Né en Bretagne en 1924, Marcel Leguen n’a pas 20 ans quand il entre en résistance. Le jeune homme devient un des lieutenants des francs-tireurs et partisans du maquis de Squiffiec. À la libération, il entame une carrière de journaliste. Elle le mènera de l’Armor Libre à l’Aube nouvelle, puis à l’Humanité, où il travaille brièvement comme rédacteur et documentaliste.

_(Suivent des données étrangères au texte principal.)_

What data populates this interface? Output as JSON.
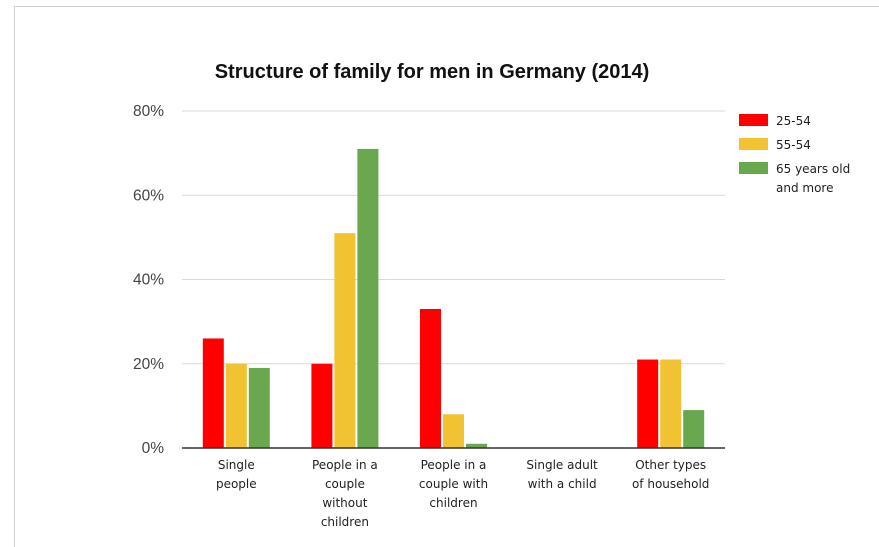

Mais la vocation de Marcel Leguen, c’est l’enseignement. Il entre donc à l’école normale de Saint-Brieuc, avant d’être affecté à la Réunion en 1951. Trois ans plus tard, à la rentrée 54, il est nommé directeur d’une petite et pauvre école des hauteurs de l’île, le Tévé-Lava.

La cicatrice réunionnaise

Passionné de pédagogie, le jeune directeur y applique les principes d’enseignement prônés par Célestin Freinet. Multipliant les activités d’éveil, il favorise le développement artistique des enfants, tout en s’appuyant également sur l’individualisation du travail, la production de textes libres, le suivi d’enquêtes et conférences ou l’éducation corporelle.

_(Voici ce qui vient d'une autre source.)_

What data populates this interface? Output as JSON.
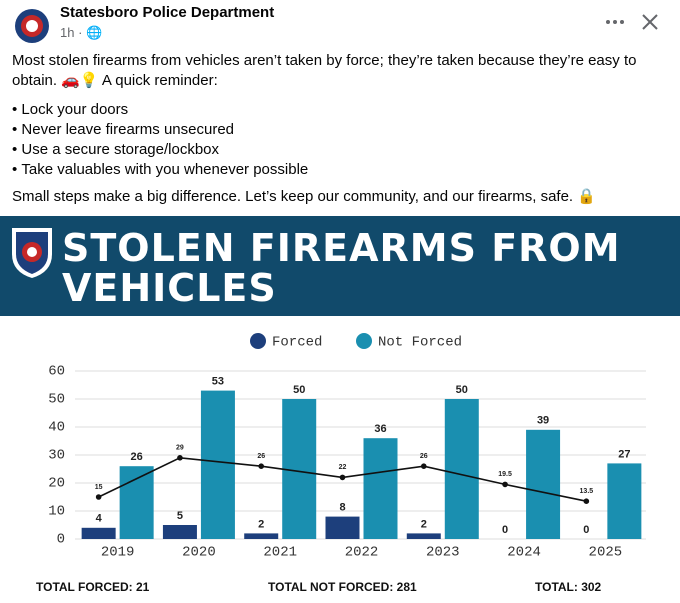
{
  "post": {
    "author": "Statesboro Police Department",
    "time": "1h",
    "text": "Most stolen firearms from vehicles aren’t taken by force; they’re taken because they’re easy to obtain. 🚗💡 A quick reminder:",
    "bullets": [
      "Lock your doors",
      "Never leave firearms unsecured",
      "Use a secure storage/lockbox",
      "Take valuables with you whenever possible"
    ],
    "closing": "Small steps make a big difference. Let’s keep our community, and our firearms, safe. 🔒"
  },
  "banner": {
    "title_lines": [
      "STOLEN FIREARMS FROM",
      "VEHICLES"
    ]
  },
  "chart_data": {
    "type": "bar",
    "categories": [
      "2019",
      "2020",
      "2021",
      "2022",
      "2023",
      "2024",
      "2025"
    ],
    "series": [
      {
        "name": "Forced",
        "color": "#1d3f7c",
        "values": [
          4,
          5,
          2,
          8,
          2,
          0,
          0
        ]
      },
      {
        "name": "Not Forced",
        "color": "#1a8fb0",
        "values": [
          26,
          53,
          50,
          36,
          50,
          39,
          27
        ]
      },
      {
        "type": "line",
        "color": "#111111",
        "values": [
          15,
          29,
          26,
          22,
          26,
          19.5,
          13.5
        ]
      }
    ],
    "ylim": [
      0,
      60
    ],
    "yticks": [
      0,
      10,
      20,
      30,
      40,
      50,
      60
    ],
    "grid": true,
    "legend": "top"
  },
  "footer": [
    "TOTAL FORCED: 21",
    "TOTAL NOT FORCED: 281",
    "TOTAL: 302"
  ]
}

Les résultats suivent et le projet obtient le soutien des autorités académiques locales et métropolitaines. En 1958, Marcel Leguen se voit même confié la direction d’une école expérimentale à la Plaine des Cafres. Mais l’état de grâce ne dure pas. Car l’enseignant n’a jamais oublié sa première carrière. Il signe de nombreuses chroniques dans le journal La Démocratie et n’y laisse rien ignorer de sympathies politiques qui ne plaisent pas à tout le monde. Sur décision préfectorale, l’école ferme au bout de quelques mois et, à la rentrée suivante, Marcel Leguen revient au Tévé-Lava. Il y reste jusqu’en 1963, année où il prend un congé administratif et rentre en métropole.

Retour en Bretagne

Il ne reverra jamais la Réunion. Marcel Leguen y est, en effet, interdit de séjour à la fin de ce congé. Pendant une quinzaine d’années, il enseigne à Brest. L’heure de la retraite sonne en 1978. Il se retire alors à Kerdaniel en Tressignaux, une bourgade d’environ 500 habitants, dans les Côtes d’Armor. Mais la cicatrice réunionnaise ne se refermera jamais. L’année suivante, il publie une « Histoire de la Réunion » aux éditions l’Harmattan. Dix ans plus tard, c’est sa propre vie et ses réflexions qu’il met en mots, chez le même éditeur, sous le titre « Le maître d’école du Tévé-Lava, esquisses réunionnaises ». Il meurt le 15 octobre 1998.